Substantial evidence supports the BIA’s finding that the harm Qi
experienced in China, even considered cumulatively, did not rise to the level of
persecution. See Gu v. Gonzales, 454 F.3d 1014, 1019-21 (9th Cir. 2006); see also
Prasad v. INS, 47 F.3d 336, 340 (9th Cir. 1995) (“Although a reasonable factfinder
could have found [these incidents constituted] past persecution, we do not believe
that a factfinder would be compelled to do so.”) (emphasis in original). In
addition, the record does not compel the conclusion that Qi demonstrated a well-
founded fear of persecution. See Gu, 454 F.3d at 1022. We reject Qi’s contentions
that the BIA ignored and improperly considered evidence. Accordingly, Qi’s
asylum claim fails.
Because Qi failed to meet his burden for asylum, it necessarily follows that
he did not meet the more stringent standard for withholding of removal. See
Zehatye, 453 F.3d at 1190.
Finally, we lack jurisdiction to consider Qi’s CAT claim because he failed to
meaningfully challenge the denial of his CAT claim to the BIA. See Abebe v.

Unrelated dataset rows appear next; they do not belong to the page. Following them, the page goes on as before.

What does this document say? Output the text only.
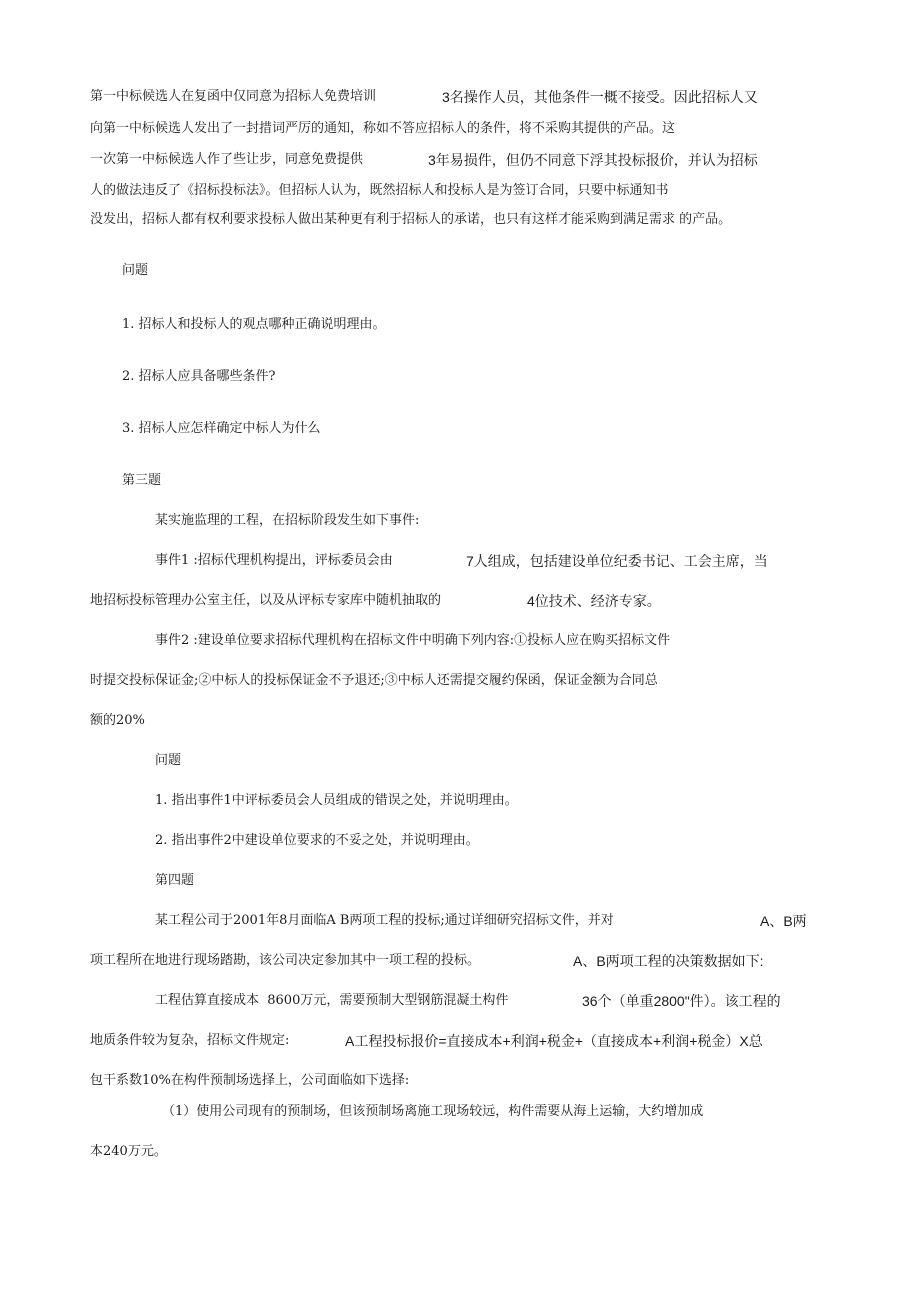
第一中标候选人在复函中仅同意为招标人免费培训	3名操作人员，其他条件一概不接受。因此招标人又
向第一中标候选人发出了一封措词严厉的通知，称如不答应招标人的条件，将不采购其提供的产品。这
一次第一中标候选人作了些让步，同意免费提供	3年易损件，但仍不同意下浮其投标报价，并认为招标
人的做法违反了《招标投标法》。但招标人认为，既然招标人和投标人是为签订合同，只要中标通知书
没发出，招标人都有权利要求投标人做出某种更有利于招标人的承诺，也只有这样才能采购到满足需求 的产品。
问题
1. 招标人和投标人的观点哪种正确说明理由。
2. 招标人应具备哪些条件?
3. 招标人应怎样确定中标人为什么
第三题
某实施监理的工程，在招标阶段发生如下事件:
事件1 :招标代理机构提出，评标委员会由	7人组成，包括建设单位纪委书记、工会主席，当
地招标投标管理办公室主任，以及从评标专家库中随机抽取的	4位技术、经济专家。
事件2 :建设单位要求招标代理机构在招标文件中明确下列内容:①投标人应在购买招标文件
时提交投标保证金;②中标人的投标保证金不予退还;③中标人还需提交履约保函，保证金额为合同总
额的20%
问题
1. 指出事件1中评标委员会人员组成的错误之处，并说明理由。
2. 指出事件2中建设单位要求的不妥之处，并说明理由。
第四题
某工程公司于2001年8月面临A B两项工程的投标;通过详细研究招标文件，并对	A、B两
项工程所在地进行现场踏勘，该公司决定参加其中一项工程的投标。	A、B两项工程的决策数据如下:
工程估算直接成本  8600万元，需要预制大型钢筋混凝土构件	36个（单重2800"件）。该工程的
地质条件较为复杂，招标文件规定:	A工程投标报价=直接成本+利润+税金+（直接成本+利润+税金）X总
包干系数10%在构件预制场选择上，公司面临如下选择:
（1）使用公司现有的预制场，但该预制场离施工现场较远，构件需要从海上运输，大约增加成
本240万元。
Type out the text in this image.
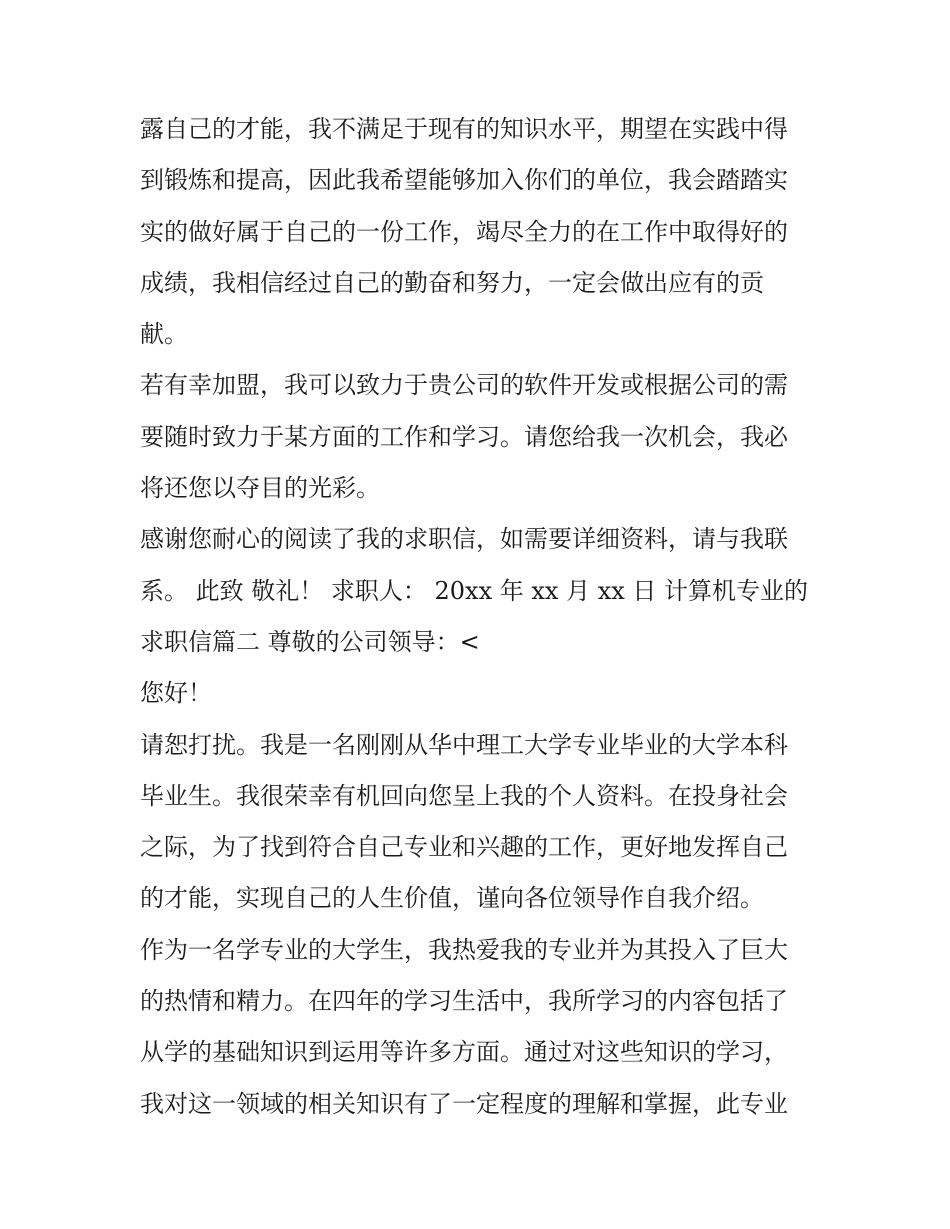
露自己的才能，我不满足于现有的知识水平，期望在实践中得

到锻炼和提高，因此我希望能够加入你们的单位，我会踏踏实

实的做好属于自己的一份工作，竭尽全力的在工作中取得好的

成绩，我相信经过自己的勤奋和努力，一定会做出应有的贡

献。

若有幸加盟，我可以致力于贵公司的软件开发或根据公司的需

要随时致力于某方面的工作和学习。请您给我一次机会，我必

将还您以夺目的光彩。

感谢您耐心的阅读了我的求职信，如需要详细资料，请与我联

系。 此致 敬礼！ 求职人： 20xx 年 xx 月 xx 日 计算机专业的

求职信篇二 尊敬的公司领导：<

您好！

请恕打扰。我是一名刚刚从华中理工大学专业毕业的大学本科

毕业生。我很荣幸有机回向您呈上我的个人资料。在投身社会

之际，为了找到符合自己专业和兴趣的工作，更好地发挥自己

的才能，实现自己的人生价值，谨向各位领导作自我介绍。

作为一名学专业的大学生，我热爱我的专业并为其投入了巨大

的热情和精力。在四年的学习生活中，我所学习的内容包括了

从学的基础知识到运用等许多方面。通过对这些知识的学习，

我对这一领域的相关知识有了一定程度的理解和掌握，此专业
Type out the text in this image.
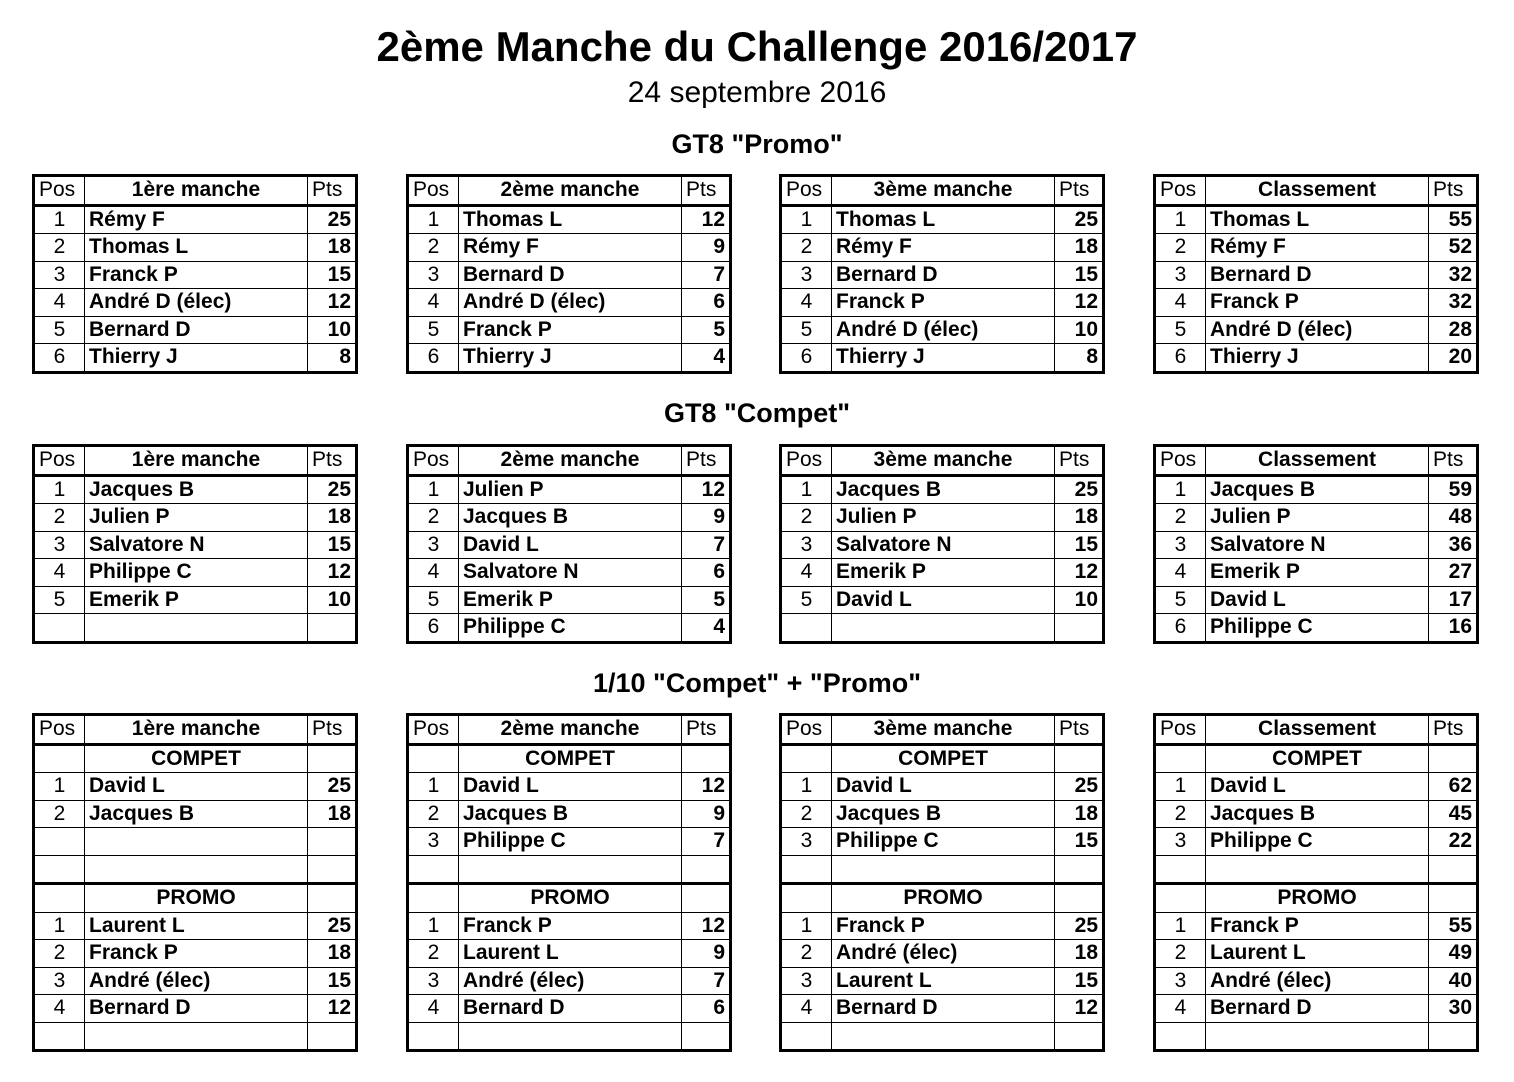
2ème Manche du Challenge 2016/2017
24 septembre 2016
GT8 "Promo"
Pos	1ère manche	Pts
1	Rémy F	25
2	Thomas L	18
3	Franck P	15
4	André D (élec)	12
5	Bernard D	10
6	Thierry J	8
Pos	2ème manche	Pts
1	Thomas L	12
2	Rémy F	9
3	Bernard D	7
4	André D (élec)	6
5	Franck P	5
6	Thierry J	4
Pos	3ème manche	Pts
1	Thomas L	25
2	Rémy F	18
3	Bernard D	15
4	Franck P	12
5	André D (élec)	10
6	Thierry J	8
Pos	Classement	Pts
1	Thomas L	55
2	Rémy F	52
3	Bernard D	32
4	Franck P	32
5	André D (élec)	28
6	Thierry J	20
GT8 "Compet"
Pos	1ère manche	Pts
1	Jacques B	25
2	Julien P	18
3	Salvatore N	15
4	Philippe C	12
5	Emerik P	10

Pos	2ème manche	Pts
1	Julien P	12
2	Jacques B	9
3	David L	7
4	Salvatore N	6
5	Emerik P	5
6	Philippe C	4
Pos	3ème manche	Pts
1	Jacques B	25
2	Julien P	18
3	Salvatore N	15
4	Emerik P	12
5	David L	10

Pos	Classement	Pts
1	Jacques B	59
2	Julien P	48
3	Salvatore N	36
4	Emerik P	27
5	David L	17
6	Philippe C	16
1/10 "Compet" + "Promo"
Pos	1ère manche	Pts
	COMPET	
1	David L	25
2	Jacques B	18

	PROMO	
1	Laurent L	25
2	Franck P	18
3	André (élec)	15
4	Bernard D	12

Pos	2ème manche	Pts
	COMPET	
1	David L	12
2	Jacques B	9
3	Philippe C	7

	PROMO	
1	Franck P	12
2	Laurent L	9
3	André (élec)	7
4	Bernard D	6

Pos	3ème manche	Pts
	COMPET	
1	David L	25
2	Jacques B	18
3	Philippe C	15

	PROMO	
1	Franck P	25
2	André (élec)	18
3	Laurent L	15
4	Bernard D	12

Pos	Classement	Pts
	COMPET	
1	David L	62
2	Jacques B	45
3	Philippe C	22

	PROMO	
1	Franck P	55
2	Laurent L	49
3	André (élec)	40
4	Bernard D	30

Mukasey, 554 F.3d 1203, 1208 (9th Cir. 2009) (en banc) (claim raised in notice of
2 12-73773
appeal but not pursued in the later-filed brief to the BIA is not properly exhausted).
We reject Qi’s contention that the BIA erred in treating his CAT claim as waived.
PETITION FOR REVIEW DENIED in part; DISMISSED in part.